Cosmetics giant Revlon (REV) has filed for Chapter 11 bankruptcy protection, succumbing to a
high debt load and global supply chain problems.
In its bankruptcy filing, New York City-based Revlon said that it is currently unable to timely fill
one-third of customer orders for its products due to an inability to source a “sufficient and
regular supply of raw materials.”
Revlon added that shipping items from China to the U.S. is taking eight to 12 weeks longer than
normal and costing four times more than pre-pandemic 2019 prices.
Revlon had long-term debt of $3.31 billion U.S. at the end of March this year, a regulatory filing
shows. The nail polish and lipstick maker listed assets and liabilities between $1 billion and $10
billion, according to a filing with the U.S. Bankruptcy Court for the Southern District of New York.
In late 2020, as stuck-at-home consumers cut back their spending on beauty products, Revlon
narrowly avoided bankruptcy when enough bondholders took part in its debt restructuring.

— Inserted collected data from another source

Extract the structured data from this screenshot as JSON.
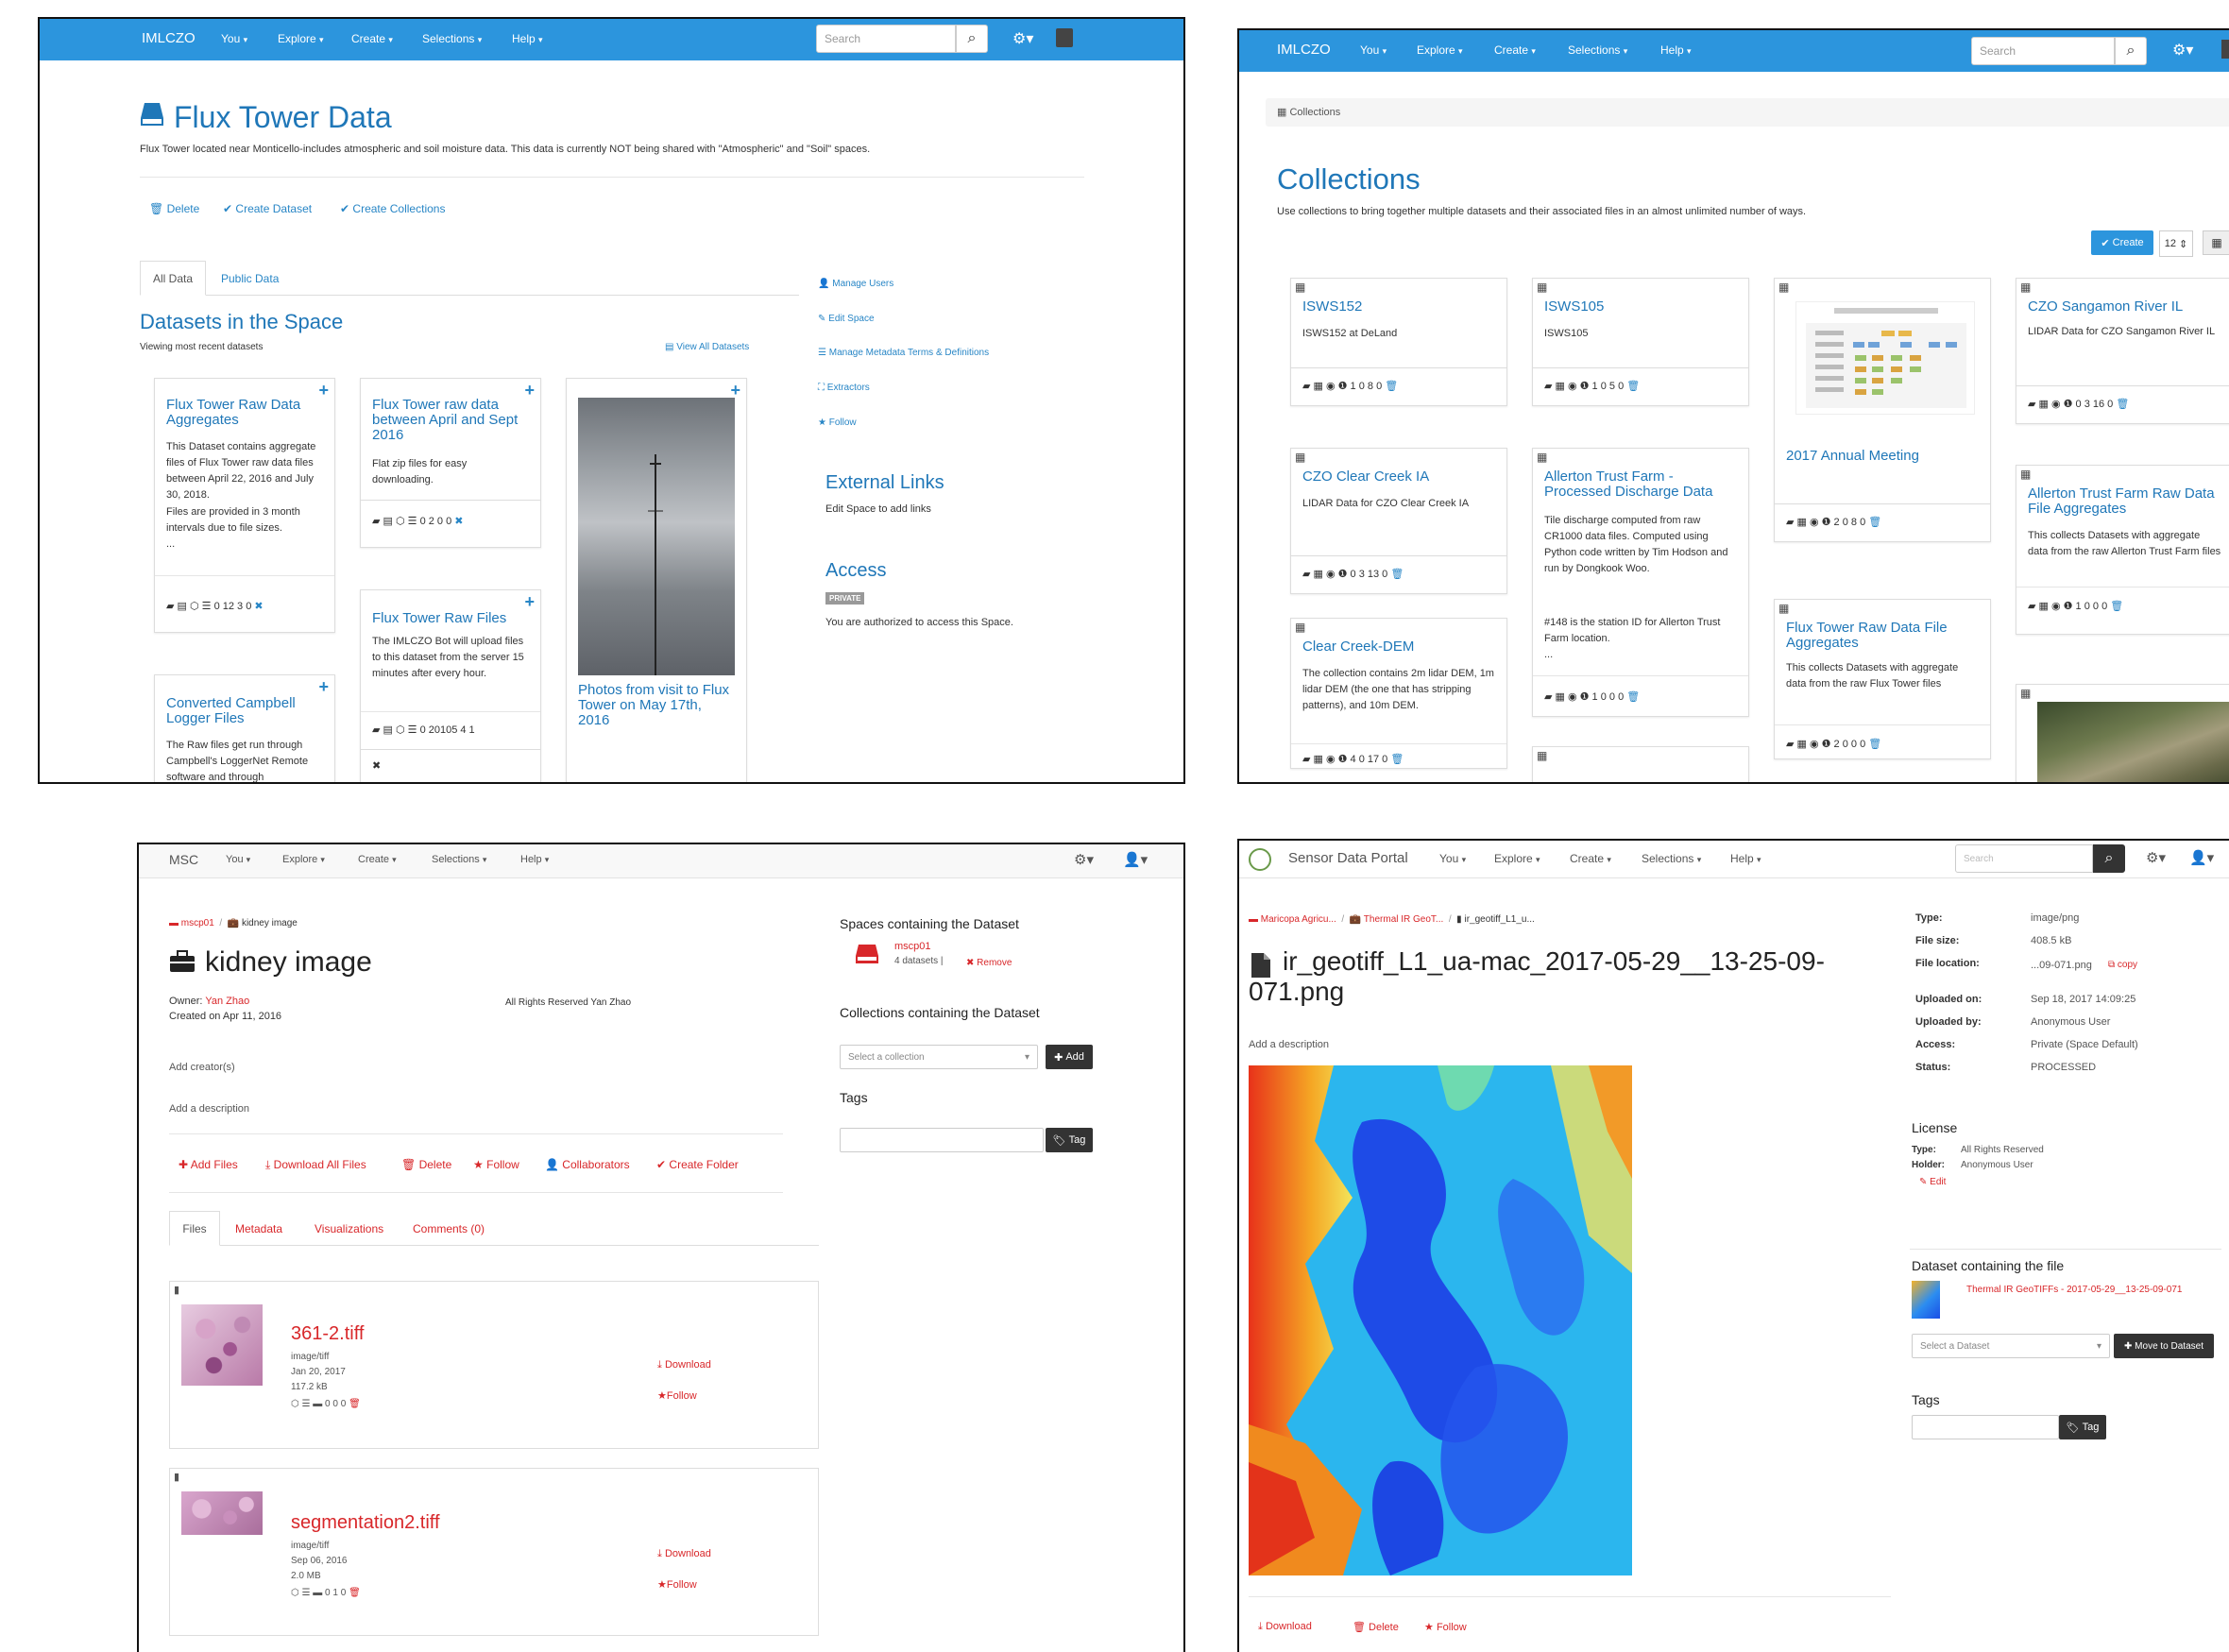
{
  "p1": {
    "nav": {
      "brand": "IMLCZO",
      "items": [
        "You",
        "Explore",
        "Create",
        "Selections",
        "Help"
      ],
      "search_placeholder": "Search"
    },
    "title": "Flux Tower Data",
    "description": "Flux Tower located near Monticello-includes atmospheric and soil moisture data. This data is currently NOT being shared with \"Atmospheric\" and \"Soil\" spaces.",
    "actions": [
      "Delete",
      "Create Dataset",
      "Create Collections"
    ],
    "tabs": [
      "All Data",
      "Public Data"
    ],
    "section_title": "Datasets in the Space",
    "section_sub": "Viewing most recent datasets",
    "view_all": "View All Datasets",
    "cards": [
      {
        "title": "Flux Tower Raw Data Aggregates",
        "desc": "This Dataset contains aggregate files of Flux Tower raw data files between April 22, 2016 and July 30, 2018.",
        "desc2": "Files are provided in 3 month intervals due to file sizes.",
        "desc3": "...",
        "stats": "0  12  3  0"
      },
      {
        "title": "Flux Tower raw data between April and Sept 2016",
        "desc": "Flat zip files for easy downloading.",
        "stats": "0  2  0  0"
      },
      {
        "title": "Photos from visit to Flux Tower on May 17th, 2016"
      },
      {
        "title": "Flux Tower Raw Files",
        "desc": "The IMLCZO Bot will upload files to this dataset from the server 15 minutes after every hour.",
        "stats": "0  20105  4  1"
      },
      {
        "title": "Converted Campbell Logger Files",
        "desc": "The Raw files get run through Campbell's LoggerNet Remote software and through"
      }
    ],
    "side_links": [
      "Manage Users",
      "Edit Space",
      "Manage Metadata Terms & Definitions",
      "Extractors",
      "Follow"
    ],
    "external_title": "External Links",
    "external_sub": "Edit Space to add links",
    "access_title": "Access",
    "access_badge": "PRIVATE",
    "access_sub": "You are authorized to access this Space."
  },
  "p2": {
    "nav": {
      "brand": "IMLCZO",
      "items": [
        "You",
        "Explore",
        "Create",
        "Selections",
        "Help"
      ],
      "search_placeholder": "Search"
    },
    "breadcrumb": "Collections",
    "title": "Collections",
    "description": "Use collections to bring together multiple datasets and their associated files in an almost unlimited number of ways.",
    "create_label": "Create",
    "page_size": "12",
    "cards": [
      {
        "title": "ISWS152",
        "desc": "ISWS152 at DeLand",
        "stats": "1  0  8  0"
      },
      {
        "title": "ISWS105",
        "desc": "ISWS105",
        "stats": "1  0  5  0"
      },
      {
        "title": "2017 Annual Meeting",
        "stats": "2  0  8  0"
      },
      {
        "title": "CZO Sangamon River IL",
        "desc": "LIDAR Data for CZO Sangamon River IL",
        "stats": "0  3  16  0"
      },
      {
        "title": "CZO Clear Creek IA",
        "desc": "LIDAR Data for CZO Clear Creek IA",
        "stats": "0  3  13  0"
      },
      {
        "title": "Allerton Trust Farm - Processed Discharge Data",
        "desc": "Tile discharge computed from raw CR1000 data files. Computed using Python code written by Tim Hodson and run by Dongkook Woo.",
        "desc2": "#148 is the station ID for Allerton Trust Farm location.",
        "desc3": "...",
        "stats": "1  0  0  0"
      },
      {
        "title": "Allerton Trust Farm Raw Data File Aggregates",
        "desc": "This collects Datasets with aggregate data from the raw Allerton Trust Farm files",
        "stats": "1  0  0  0"
      },
      {
        "title": "Clear Creek-DEM",
        "desc": "The collection contains 2m lidar DEM, 1m lidar DEM (the one that has stripping patterns), and 10m DEM.",
        "stats": "4  0  17  0"
      },
      {
        "title": "Flux Tower Raw Data File Aggregates",
        "desc": "This collects Datasets with aggregate data from the raw Flux Tower files",
        "stats": "2  0  0  0"
      }
    ]
  },
  "p3": {
    "nav": {
      "brand": "MSC",
      "items": [
        "You",
        "Explore",
        "Create",
        "Selections",
        "Help"
      ]
    },
    "breadcrumb": [
      "mscp01",
      "kidney image"
    ],
    "title": "kidney image",
    "owner_label": "Owner:",
    "owner": "Yan Zhao",
    "created": "Created on Apr 11, 2016",
    "rights": "All Rights Reserved Yan Zhao",
    "add_creators": "Add creator(s)",
    "add_description": "Add a description",
    "actions": [
      "Add Files",
      "Download All Files",
      "Delete",
      "Follow",
      "Collaborators",
      "Create Folder"
    ],
    "tabs": [
      "Files",
      "Metadata",
      "Visualizations",
      "Comments (0)"
    ],
    "files": [
      {
        "name": "361-2.tiff",
        "type": "image/tiff",
        "date": "Jan 20, 2017",
        "size": "117.2 kB",
        "stats": "0  0  0"
      },
      {
        "name": "segmentation2.tiff",
        "type": "image/tiff",
        "date": "Sep 06, 2016",
        "size": "2.0 MB",
        "stats": "0  1  0"
      }
    ],
    "file_actions": [
      "Download",
      "Follow"
    ],
    "spaces_title": "Spaces containing the Dataset",
    "space_name": "mscp01",
    "space_count": "4 datasets",
    "remove_label": "Remove",
    "collections_title": "Collections containing the Dataset",
    "select_collection": "Select a collection",
    "add_label": "Add",
    "tags_title": "Tags",
    "tag_label": "Tag"
  },
  "p4": {
    "nav": {
      "brand": "Sensor Data Portal",
      "items": [
        "You",
        "Explore",
        "Create",
        "Selections",
        "Help"
      ],
      "search_placeholder": "Search"
    },
    "breadcrumb": [
      "Maricopa Agricu...",
      "Thermal IR GeoT...",
      "ir_geotiff_L1_u..."
    ],
    "title_line1": "ir_geotiff_L1_ua-mac_2017-05-29__13-25-09-",
    "title_line2": "071.png",
    "add_description": "Add a description",
    "actions": [
      "Download",
      "Delete",
      "Follow"
    ],
    "info": [
      {
        "k": "Type:",
        "v": "image/png"
      },
      {
        "k": "File size:",
        "v": "408.5 kB"
      },
      {
        "k": "File location:",
        "v": "...09-071.png"
      },
      {
        "k": "Uploaded on:",
        "v": "Sep 18, 2017 14:09:25"
      },
      {
        "k": "Uploaded by:",
        "v": "Anonymous User"
      },
      {
        "k": "Access:",
        "v": "Private (Space Default)"
      },
      {
        "k": "Status:",
        "v": "PROCESSED"
      }
    ],
    "copy_label": "copy",
    "license_title": "License",
    "license_type_k": "Type:",
    "license_type_v": "All Rights Reserved",
    "license_holder_k": "Holder:",
    "license_holder_v": "Anonymous User",
    "edit_label": "Edit",
    "dataset_title": "Dataset containing the file",
    "dataset_link": "Thermal IR GeoTIFFs - 2017-05-29__13-25-09-071",
    "select_dataset": "Select a Dataset",
    "move_label": "Move to Dataset",
    "tags_title": "Tags",
    "tag_label": "Tag"
  }
}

The company’s sales of about $1.9 billion U.S. in 2020 were down 21% from 2019 levels.
Though the business rebounded in 2021, Revlon’s revenue is still below pre-pandemic levels.
The company faces increasing competition from start-up rivals such as “Glossier,” Kylie
Jenner’s “Kylie Cosmetics” and Rihanna’s “Fenty Beauty.”
Revlon’s stock has fallen 83% year to date to trade at $1.95 U.S. per share.